Labor leader Anthony Albanese in his speech to the National Press Club flagged the declining purchasing power was a direct result of the Coalition and the biggest cut in two decades.
Left leaning think tank The Australia Institute dubbed it the worst real wage decline in 20 years, while Mr Albanese tried to further push the scare campaign that low wages were a deliberate feature of Prime Minister Scott Morrison's economic management.
"Under Scott Morrison real wages are plummeting while the costs of living are skyrocketing," he said.
"And remember this government said that low wages were a key feature of their economic architecture."
The figures unveiled by the Australian Bureau of Statistics on Thursday showed wages were growing their fastest rate since mid 2018.
Over the quarter, the wage price index rose 0.7 per cent.
Recent inflation surges have been fuelled by a number of global factors including supply shortages and the Ukraine invasion which has put upward pressure on oil markets.
Domestically, this has put upward pressure on the price of food, fuel and materials.
Economists believe the figures will see the RBA invoke another cash rate hike in June, which will further impact the servicing costs of mortgages and loans.
ANZ in its take on wages believes the rise would see the RBA lift the cash rate by 25 basis points, which is more modest than the 40 to 50 basis point rise touted by the market.
The major bank also noted the RBA would be looking to labour force figures released on Thursday and national accounts on June 1, before a decision is taken.
Labour force figures are expected to see an unemployment rate printed to 3.9 per cent, the lowest level since 1974.
KPMG senior economist Sarah Hunter said wage growth was soft and there was still an erosion of wages in real terms.
"While this reflects the weak pace of wage growth seen in the second half of 2021, it is still relatively soft, with many in the market having expected annual growth to move closer to 3 per cent today," Dr Hunter said.
"It is off the pace with regard to price inflation, meaning real wage erosion is still happening."
Wages in the private sector rose faster than the public sector, which recorded an annual rate of 2.2 per cent.

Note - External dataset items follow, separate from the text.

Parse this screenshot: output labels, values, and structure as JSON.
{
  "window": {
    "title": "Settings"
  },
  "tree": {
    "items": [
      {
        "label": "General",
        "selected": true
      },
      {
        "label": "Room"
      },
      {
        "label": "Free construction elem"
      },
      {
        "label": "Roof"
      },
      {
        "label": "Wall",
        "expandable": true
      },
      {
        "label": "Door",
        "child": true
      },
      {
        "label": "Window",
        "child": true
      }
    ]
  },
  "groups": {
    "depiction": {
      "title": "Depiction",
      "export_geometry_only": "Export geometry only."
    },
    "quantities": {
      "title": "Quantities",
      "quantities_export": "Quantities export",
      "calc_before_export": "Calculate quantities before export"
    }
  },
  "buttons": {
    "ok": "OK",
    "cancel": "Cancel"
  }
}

Australia Institute senior economist Matt Grudnoff said record low unemployment rate did not appear to have induced any major increase in wages.

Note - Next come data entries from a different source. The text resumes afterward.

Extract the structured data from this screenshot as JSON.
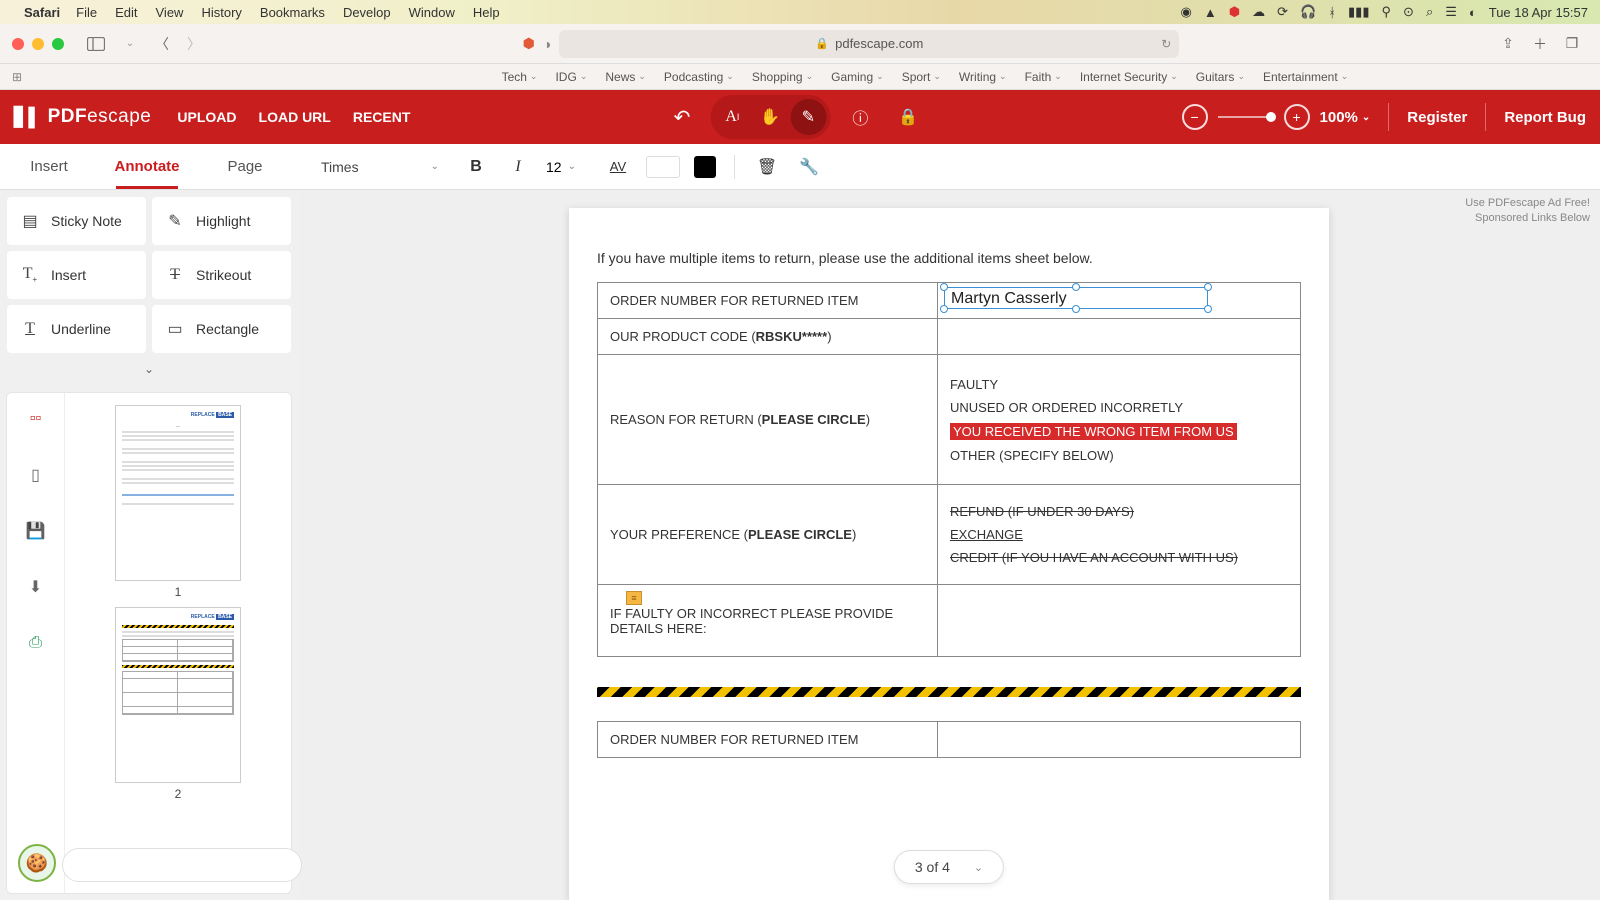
{
  "mac_menu": {
    "app": "Safari",
    "items": [
      "File",
      "Edit",
      "View",
      "History",
      "Bookmarks",
      "Develop",
      "Window",
      "Help"
    ],
    "clock": "Tue 18 Apr 15:57"
  },
  "safari": {
    "url_host": "pdfescape.com",
    "bookmarks": [
      "Tech",
      "IDG",
      "News",
      "Podcasting",
      "Shopping",
      "Gaming",
      "Sport",
      "Writing",
      "Faith",
      "Internet Security",
      "Guitars",
      "Entertainment"
    ]
  },
  "app": {
    "logo_main": "PDF",
    "logo_sub": "escape",
    "file_actions": {
      "upload": "UPLOAD",
      "load_url": "LOAD URL",
      "recent": "RECENT"
    },
    "zoom": "100%",
    "register": "Register",
    "report_bug": "Report Bug"
  },
  "tabs": {
    "insert": "Insert",
    "annotate": "Annotate",
    "page": "Page"
  },
  "fmt": {
    "font": "Times",
    "size": "12"
  },
  "tools": {
    "sticky": "Sticky Note",
    "highlight": "Highlight",
    "insert": "Insert",
    "strikeout": "Strikeout",
    "underline": "Underline",
    "rectangle": "Rectangle"
  },
  "thumbs": {
    "p1": "1",
    "p2": "2",
    "brand_a": "REPLACE",
    "brand_b": "BASE"
  },
  "doc": {
    "intro": "If you have multiple items to return, please use the additional items sheet below.",
    "rows": {
      "order_num": "ORDER NUMBER FOR RETURNED ITEM",
      "product_code_a": "OUR PRODUCT CODE (",
      "product_code_b": "RBSKU*****",
      "product_code_c": ")",
      "reason_a": "REASON FOR RETURN (",
      "reason_b": "PLEASE CIRCLE",
      "reason_c": ")",
      "pref_a": "YOUR PREFERENCE (",
      "pref_b": "PLEASE CIRCLE",
      "pref_c": ")",
      "details": "IF FAULTY OR INCORRECT PLEASE PROVIDE DETAILS HERE:"
    },
    "reason_opts": {
      "faulty": "FAULTY",
      "unused": "UNUSED OR ORDERED INCORRETLY",
      "wrong": "YOU RECEIVED THE WRONG ITEM FROM US",
      "other": "OTHER (SPECIFY BELOW)"
    },
    "pref_opts": {
      "refund": "REFUND (IF UNDER 30 DAYS) ",
      "exchange": "EXCHANGE ",
      "credit": "CREDIT (IF YOU HAVE AN ACCOUNT WITH US)"
    },
    "typed_name": "Martyn Casserly",
    "order_num2": "ORDER NUMBER FOR RETURNED ITEM"
  },
  "ad": {
    "line1": "Use PDFescape Ad Free!",
    "line2": "Sponsored Links Below"
  },
  "pager": "3 of 4"
}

"(Wednesday's) figures confirm the worst real wage decline this century. The latest release of the wage price index shows that over the last 12 months real wages have fallen 2.5 per cent," he said.
Annual inflation to the March quarter rose 5.1 per cent and the Reserve Bank expects it go even higher, touting a rise by more than 6 per cent over 2022.
Finance Minister Simon Birmingham said inflation was the driving factor pushing up cost pressures, but Australia's inflationary rise was less in comparison to other economies such as the United States, Germany and New Zealand.
ABS head of prices statistics Michelle Marquardt said the wage index has risen for five consecutive quarters.
"Wage growth is influenced by both the size of changes in hourly wage rates and the proportion of jobs recording a change," Ms Marquardt said.
"In the March quarter of 2022, the average size of private sector hourly wage rises increased to 3.4 per cent, the highest quarter increase since June 2013."
Annual wages in the prior quarter rose 2.3 per cent.
The ACT and Tasmania recorded the highest annual wage growth, with both jurisdictions rising 2.8 per cent.
The market was signalling a 0.8 per cent quarterly rise, while annual wages were tipped to grow 2.5 per cent.
Earlier, Prime Minister Scott Morrison said he wanted to see wages increase and boasted a Coalition government would see a faster pick up in pay.
"Wages are going to go up because unemployment is coming down," he said.
"The way wages goes up, is when you get unemployment down and you get businesses that are able to earn more so they can afford and pay higher wages.
"Now I want to see wages go up. I want to see the minimum wage go up. Of course I do."
At Parliament House, Labor industrial relations spokesman Tony Burke argued the Coalition was purposely trying to keep wages low.
"No matter what economic statistic comes out, Scott Morrison's answer will be the same - low wages," Mr Burke said.
"They promised it. It was a design feature."